Structure or record array is using the same method as a dict of arrays.

In [None]:
data = np.zeros((2,), dtype=[('A', 'i4'),('B', 'f4'),('C', 'a10')])

In [None]:
data[:] = [(1,2.,'Hello'), (2,3.,"World")]

In [None]:
pd.DataFrame(data)

### From  other DataFrame

`Dataframe.from_items` works for a dict constructor that takes a sequence of form (key, value) pairs. The key represents the column or row and the value represents the column value or row value. We use `Dataframe.from_items` to construct a data frame in a particular sequence of columns. Passing a list of columns is not necessary.  

In [None]:
pd.DataFrame.from_items([('A', [10, 8, 9]), ('B', [4, 1, 6])])

If you pass `orient='index'`, the keys will be the row labels. In this case, you also need to pass the column names.

In [None]:
pd.DataFrame.from_items([('A', [10, 8, 9]), ('B', [4, 1, 6])], orient='index', columns=['one', 'two', 'three'])

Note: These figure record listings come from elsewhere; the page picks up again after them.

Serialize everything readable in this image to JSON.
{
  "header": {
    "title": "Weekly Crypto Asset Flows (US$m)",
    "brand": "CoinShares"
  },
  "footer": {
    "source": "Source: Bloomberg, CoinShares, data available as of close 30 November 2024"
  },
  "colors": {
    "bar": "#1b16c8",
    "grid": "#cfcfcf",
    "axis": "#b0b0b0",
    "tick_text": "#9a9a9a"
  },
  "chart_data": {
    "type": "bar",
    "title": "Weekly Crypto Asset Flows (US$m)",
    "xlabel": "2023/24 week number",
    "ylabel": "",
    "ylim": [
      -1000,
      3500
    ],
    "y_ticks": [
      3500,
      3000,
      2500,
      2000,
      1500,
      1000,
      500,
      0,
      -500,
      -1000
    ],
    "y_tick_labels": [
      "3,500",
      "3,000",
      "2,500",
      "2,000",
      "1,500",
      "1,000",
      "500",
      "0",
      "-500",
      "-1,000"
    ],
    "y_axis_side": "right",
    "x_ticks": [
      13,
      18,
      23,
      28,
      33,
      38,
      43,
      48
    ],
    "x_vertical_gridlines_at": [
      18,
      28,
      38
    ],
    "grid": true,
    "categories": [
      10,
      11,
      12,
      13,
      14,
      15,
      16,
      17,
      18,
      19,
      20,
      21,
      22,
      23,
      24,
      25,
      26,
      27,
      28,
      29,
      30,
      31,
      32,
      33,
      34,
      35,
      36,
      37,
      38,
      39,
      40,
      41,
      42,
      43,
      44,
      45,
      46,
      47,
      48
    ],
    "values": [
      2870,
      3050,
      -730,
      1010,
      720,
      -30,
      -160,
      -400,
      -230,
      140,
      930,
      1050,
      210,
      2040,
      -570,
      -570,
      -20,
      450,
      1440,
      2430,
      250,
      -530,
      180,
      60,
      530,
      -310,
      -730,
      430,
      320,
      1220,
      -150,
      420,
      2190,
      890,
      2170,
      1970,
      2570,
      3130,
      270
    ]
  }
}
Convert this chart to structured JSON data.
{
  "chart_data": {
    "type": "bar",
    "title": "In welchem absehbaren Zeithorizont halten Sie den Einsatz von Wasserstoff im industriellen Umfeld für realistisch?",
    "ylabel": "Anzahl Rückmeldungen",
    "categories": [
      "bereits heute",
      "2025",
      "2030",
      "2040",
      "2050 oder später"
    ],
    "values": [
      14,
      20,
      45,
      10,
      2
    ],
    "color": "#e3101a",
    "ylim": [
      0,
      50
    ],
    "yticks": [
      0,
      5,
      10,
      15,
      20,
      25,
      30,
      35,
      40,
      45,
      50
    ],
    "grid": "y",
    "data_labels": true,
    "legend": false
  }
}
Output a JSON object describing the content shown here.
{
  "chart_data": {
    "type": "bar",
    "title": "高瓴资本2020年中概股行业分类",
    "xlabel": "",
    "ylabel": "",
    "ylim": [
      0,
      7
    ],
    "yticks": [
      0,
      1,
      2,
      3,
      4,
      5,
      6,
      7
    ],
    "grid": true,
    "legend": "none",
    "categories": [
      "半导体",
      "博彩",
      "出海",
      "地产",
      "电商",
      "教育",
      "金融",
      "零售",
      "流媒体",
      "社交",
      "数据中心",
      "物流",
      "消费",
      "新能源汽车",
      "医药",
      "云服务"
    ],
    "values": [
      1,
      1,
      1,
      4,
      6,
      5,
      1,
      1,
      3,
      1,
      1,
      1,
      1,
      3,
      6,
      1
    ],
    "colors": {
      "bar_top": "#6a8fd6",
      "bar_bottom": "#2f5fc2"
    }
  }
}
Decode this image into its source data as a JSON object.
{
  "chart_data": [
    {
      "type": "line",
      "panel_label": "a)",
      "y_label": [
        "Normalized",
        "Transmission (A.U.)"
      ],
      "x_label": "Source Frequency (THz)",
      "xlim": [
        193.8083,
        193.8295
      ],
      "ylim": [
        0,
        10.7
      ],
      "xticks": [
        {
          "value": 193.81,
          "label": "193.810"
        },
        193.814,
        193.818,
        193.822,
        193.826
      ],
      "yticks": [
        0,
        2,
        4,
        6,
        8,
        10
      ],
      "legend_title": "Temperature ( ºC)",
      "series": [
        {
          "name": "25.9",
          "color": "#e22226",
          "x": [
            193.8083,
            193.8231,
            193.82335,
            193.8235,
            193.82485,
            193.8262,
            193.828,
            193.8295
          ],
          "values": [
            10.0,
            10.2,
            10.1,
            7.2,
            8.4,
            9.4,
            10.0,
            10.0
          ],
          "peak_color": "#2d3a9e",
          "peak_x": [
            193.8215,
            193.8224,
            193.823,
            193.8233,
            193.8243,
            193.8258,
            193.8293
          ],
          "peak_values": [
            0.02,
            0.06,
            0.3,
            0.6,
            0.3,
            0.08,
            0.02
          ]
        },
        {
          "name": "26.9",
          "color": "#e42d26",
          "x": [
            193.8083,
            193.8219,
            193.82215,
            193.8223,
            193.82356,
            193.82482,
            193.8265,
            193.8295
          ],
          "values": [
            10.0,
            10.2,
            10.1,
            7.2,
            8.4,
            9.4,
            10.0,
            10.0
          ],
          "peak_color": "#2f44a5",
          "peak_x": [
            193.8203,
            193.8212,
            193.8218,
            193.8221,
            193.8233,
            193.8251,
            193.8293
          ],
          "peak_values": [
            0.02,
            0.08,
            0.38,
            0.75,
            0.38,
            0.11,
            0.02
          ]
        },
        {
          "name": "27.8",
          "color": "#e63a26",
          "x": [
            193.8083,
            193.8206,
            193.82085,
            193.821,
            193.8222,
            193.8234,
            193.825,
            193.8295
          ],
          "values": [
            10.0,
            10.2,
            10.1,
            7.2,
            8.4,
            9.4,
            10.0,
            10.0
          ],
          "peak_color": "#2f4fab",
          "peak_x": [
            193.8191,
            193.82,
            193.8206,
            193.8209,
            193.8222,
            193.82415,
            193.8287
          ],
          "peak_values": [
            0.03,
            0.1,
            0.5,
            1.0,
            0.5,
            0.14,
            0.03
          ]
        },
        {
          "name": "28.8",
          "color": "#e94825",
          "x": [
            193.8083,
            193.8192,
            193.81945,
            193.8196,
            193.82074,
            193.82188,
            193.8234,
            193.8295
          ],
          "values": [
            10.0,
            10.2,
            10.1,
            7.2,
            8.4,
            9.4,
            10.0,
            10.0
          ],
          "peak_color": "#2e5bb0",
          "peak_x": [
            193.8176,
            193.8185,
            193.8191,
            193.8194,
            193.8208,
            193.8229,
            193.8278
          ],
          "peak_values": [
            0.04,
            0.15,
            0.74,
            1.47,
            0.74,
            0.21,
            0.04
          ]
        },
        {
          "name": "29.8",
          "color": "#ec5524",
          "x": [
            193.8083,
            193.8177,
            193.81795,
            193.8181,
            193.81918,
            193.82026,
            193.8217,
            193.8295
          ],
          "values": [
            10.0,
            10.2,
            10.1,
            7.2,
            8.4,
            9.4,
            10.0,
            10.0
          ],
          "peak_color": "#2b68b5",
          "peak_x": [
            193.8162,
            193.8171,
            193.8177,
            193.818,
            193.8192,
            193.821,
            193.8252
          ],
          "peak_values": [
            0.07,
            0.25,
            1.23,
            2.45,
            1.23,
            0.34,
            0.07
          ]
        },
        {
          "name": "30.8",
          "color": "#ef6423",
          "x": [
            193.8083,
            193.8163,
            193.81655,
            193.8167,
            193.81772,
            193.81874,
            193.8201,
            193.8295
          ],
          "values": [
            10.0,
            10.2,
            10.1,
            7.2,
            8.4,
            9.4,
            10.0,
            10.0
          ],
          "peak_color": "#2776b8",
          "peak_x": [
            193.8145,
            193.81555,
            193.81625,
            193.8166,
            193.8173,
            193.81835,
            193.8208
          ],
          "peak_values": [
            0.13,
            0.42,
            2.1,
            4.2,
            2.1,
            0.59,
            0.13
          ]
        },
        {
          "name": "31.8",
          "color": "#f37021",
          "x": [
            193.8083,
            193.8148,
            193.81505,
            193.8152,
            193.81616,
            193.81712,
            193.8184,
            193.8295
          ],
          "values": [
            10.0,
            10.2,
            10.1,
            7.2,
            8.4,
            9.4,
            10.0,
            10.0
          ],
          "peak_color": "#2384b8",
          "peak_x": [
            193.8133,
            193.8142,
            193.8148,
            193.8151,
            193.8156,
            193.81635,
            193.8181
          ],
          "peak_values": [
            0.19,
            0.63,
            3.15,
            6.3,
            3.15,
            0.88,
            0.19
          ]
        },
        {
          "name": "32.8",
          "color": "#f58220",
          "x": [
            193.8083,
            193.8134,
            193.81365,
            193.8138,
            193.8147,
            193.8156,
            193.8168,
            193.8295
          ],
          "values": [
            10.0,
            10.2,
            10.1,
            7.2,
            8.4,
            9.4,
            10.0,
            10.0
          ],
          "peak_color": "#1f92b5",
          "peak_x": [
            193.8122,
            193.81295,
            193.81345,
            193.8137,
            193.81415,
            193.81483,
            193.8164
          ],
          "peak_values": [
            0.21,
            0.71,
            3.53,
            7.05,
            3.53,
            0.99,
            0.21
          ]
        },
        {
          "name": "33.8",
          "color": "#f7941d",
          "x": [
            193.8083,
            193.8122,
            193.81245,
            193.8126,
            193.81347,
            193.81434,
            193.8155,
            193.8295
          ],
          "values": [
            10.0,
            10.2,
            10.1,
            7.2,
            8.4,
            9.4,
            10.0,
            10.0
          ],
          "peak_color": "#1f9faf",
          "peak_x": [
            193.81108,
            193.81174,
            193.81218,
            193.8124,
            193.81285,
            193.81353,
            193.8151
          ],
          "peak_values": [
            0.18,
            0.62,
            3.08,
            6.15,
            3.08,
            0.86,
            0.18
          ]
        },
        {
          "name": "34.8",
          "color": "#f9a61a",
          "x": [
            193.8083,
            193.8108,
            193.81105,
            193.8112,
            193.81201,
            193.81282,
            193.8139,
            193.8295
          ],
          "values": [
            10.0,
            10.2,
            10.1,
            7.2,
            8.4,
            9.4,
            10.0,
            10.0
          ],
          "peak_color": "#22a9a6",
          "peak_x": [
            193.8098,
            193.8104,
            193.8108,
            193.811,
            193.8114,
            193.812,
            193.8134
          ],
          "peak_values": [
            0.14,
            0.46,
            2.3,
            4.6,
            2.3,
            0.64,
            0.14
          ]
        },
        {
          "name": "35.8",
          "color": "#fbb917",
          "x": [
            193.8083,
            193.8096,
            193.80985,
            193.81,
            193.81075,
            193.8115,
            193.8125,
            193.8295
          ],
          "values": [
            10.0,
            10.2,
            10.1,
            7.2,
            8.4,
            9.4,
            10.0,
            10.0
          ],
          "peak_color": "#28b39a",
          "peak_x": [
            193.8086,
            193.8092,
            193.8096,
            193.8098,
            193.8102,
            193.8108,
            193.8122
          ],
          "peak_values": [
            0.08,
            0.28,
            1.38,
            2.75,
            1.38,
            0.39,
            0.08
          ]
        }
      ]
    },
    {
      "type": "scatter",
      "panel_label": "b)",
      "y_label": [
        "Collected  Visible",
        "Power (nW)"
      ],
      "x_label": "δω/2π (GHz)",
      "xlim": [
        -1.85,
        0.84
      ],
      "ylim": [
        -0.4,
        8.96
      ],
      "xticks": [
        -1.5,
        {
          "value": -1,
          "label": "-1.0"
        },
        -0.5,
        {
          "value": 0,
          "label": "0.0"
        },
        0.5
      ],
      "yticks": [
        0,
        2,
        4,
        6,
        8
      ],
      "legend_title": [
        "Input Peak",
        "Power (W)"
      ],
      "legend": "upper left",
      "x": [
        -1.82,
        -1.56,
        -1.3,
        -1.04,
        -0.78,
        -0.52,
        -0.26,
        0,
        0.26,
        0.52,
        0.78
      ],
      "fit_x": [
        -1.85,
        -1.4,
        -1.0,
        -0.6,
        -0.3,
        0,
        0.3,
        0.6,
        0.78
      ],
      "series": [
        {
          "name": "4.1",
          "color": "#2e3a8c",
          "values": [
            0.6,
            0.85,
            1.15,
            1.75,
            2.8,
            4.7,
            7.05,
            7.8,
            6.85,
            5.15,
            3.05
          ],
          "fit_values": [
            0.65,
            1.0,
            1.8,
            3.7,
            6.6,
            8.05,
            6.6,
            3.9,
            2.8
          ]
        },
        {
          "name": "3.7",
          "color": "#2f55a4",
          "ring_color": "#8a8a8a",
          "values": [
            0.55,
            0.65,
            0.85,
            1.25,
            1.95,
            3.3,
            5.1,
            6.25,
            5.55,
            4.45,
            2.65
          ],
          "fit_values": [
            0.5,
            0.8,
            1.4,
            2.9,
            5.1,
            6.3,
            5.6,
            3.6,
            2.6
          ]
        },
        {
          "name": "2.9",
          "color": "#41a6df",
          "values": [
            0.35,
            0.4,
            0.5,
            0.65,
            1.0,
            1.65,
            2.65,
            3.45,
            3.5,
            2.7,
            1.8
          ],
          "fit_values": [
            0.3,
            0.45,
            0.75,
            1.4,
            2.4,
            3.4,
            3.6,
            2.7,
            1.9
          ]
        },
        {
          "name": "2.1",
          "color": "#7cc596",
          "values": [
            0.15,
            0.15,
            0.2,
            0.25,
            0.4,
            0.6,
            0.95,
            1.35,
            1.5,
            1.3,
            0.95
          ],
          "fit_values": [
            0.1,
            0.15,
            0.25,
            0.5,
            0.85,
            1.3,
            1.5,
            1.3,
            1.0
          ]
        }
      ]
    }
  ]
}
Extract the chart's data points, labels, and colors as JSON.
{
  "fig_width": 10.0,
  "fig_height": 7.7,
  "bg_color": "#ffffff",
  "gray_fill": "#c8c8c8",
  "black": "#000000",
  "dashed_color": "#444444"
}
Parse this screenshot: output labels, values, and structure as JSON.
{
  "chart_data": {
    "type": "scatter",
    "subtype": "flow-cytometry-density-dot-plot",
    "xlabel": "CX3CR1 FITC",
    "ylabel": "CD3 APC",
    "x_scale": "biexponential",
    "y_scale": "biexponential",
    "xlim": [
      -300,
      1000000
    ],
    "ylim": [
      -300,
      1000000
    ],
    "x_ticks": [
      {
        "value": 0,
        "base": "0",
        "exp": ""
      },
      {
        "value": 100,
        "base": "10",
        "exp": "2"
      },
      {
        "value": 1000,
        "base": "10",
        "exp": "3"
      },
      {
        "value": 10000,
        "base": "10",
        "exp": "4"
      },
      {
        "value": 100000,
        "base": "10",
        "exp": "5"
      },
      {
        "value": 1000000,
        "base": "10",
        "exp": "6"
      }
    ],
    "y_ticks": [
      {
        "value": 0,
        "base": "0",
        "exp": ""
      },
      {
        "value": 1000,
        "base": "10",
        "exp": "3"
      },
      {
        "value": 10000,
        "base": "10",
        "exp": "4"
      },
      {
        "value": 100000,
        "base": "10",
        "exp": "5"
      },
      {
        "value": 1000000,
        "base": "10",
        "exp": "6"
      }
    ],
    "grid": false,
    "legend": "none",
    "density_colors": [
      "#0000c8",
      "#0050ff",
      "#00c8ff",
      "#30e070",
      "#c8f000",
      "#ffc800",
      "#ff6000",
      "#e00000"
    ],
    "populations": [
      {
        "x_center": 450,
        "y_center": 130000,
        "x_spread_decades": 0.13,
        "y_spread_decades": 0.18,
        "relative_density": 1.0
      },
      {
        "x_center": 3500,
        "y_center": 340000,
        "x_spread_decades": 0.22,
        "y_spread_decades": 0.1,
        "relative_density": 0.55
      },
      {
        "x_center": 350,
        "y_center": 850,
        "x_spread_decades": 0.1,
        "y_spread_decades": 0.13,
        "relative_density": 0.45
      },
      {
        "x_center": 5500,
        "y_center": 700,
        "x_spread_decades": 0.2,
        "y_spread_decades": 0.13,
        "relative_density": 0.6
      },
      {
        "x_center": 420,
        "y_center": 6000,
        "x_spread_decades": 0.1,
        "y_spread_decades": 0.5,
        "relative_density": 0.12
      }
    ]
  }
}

## 3. `where` ( ) Method and Masking

To select a subset of data from a Boolean vector. In order to ensure that the selected output has the same shape as the original data, you can use the where `method` in `Series` and `DataFrame`. (see the [Sample CSV Data]( https://support.spatialkey.com/spatialkey-sample-csv-data/))

In [None]:
# Log in to your Python account 
# upload the data file e.g. “TechCrunchcontinentalUSA.csv“ from your local to the location where your script is
df = pd.read_csv("TechCrunchcontinentalUSA.csv",sep=",",parse_dates=['fundedDate'])

In [None]:
df

In [None]:
# Selecting values from a Series with a boolean vector returns a subset of the data. 
# To return only the selected rows when raisedAmt >6000000
df[df > 6000000]

In [None]:
# select values from DataFrames with a boolean vector returns a subset of the data. 
# To return only the selected rows when raisedAmt < 4000000
df.where(df < 4000000)

In [None]:
# To return only the selected rows when raisedAmt < 4000000
# replace the non-selected rows with NaN 
df.where(df.raisedAmt <4000000)

In [None]:
# Based on the previous step, takes (-1*raisedAmt) for replacement of values where the condition is False
df.where(df.raisedAmt <4000000, -1*df.raisedAmt,axis=0)

In [None]:
# when values in raisedAmt < 4000000, replace the values with 1
df.raisedAmt.where(df.raisedAmt < 4000000,1)

In [None]:
# when values in raisedAmt < 4000000, replace the values with 1 and display the first 29 lines
np.where(df.raisedAmt < 4000000,df.raisedAmt,1)[:29]

In [None]:
# from two previous steps, we can see the values in each array are the same, therefore produce all true 
# when writing DataFrames.where(),we can express df1.where(m, df2) as np.where(m, df1, df2).
# df.where(df < 0, -df) == np.where(df < 0, df, -df)
df.raisedAmt.where(df.raisedAmt < 4000000,1) == np.where(df.raisedAmt < 4000000,df.raisedAmt,1)

In [None]:
# set values based on some boolean criteria
# set values to 0 when df2.raisedAmt < 4000000 
df2 = df.copy()
df2[df2.raisedAmt < 4000000] = 0
df2

By performing the `where`,we can use `axis` and `level` to align the input

In [None]:
df2 = df.copy()
df2.where(df2.raisedAmt<100000,df2['raisedAmt'],axis='index')

In [None]:
df2 = df.copy()
df2.where(df2.raisedAmt<1000000)

We use `mask` to express the inverse boolean operation of `where`

In [None]:
# We obtain the values of raisedAmt < 1000000 by using mask
df.raisedAmt.mask(df.raisedAmt >=1000000)

## 4. Exercises

**Exercise 1**. Create a DataFrame by using np.random.randn, the DataFrame is 100 by 8, and the index uses date.

**Exercise 2**. Create two Series and return the combination of the two Series with some of the value that do not share an index.

**Exercise 3**. Mask function can take a replacement value for all unmasked records. Use mask method to replace all raisedAmt that are less than 4000000 with -1.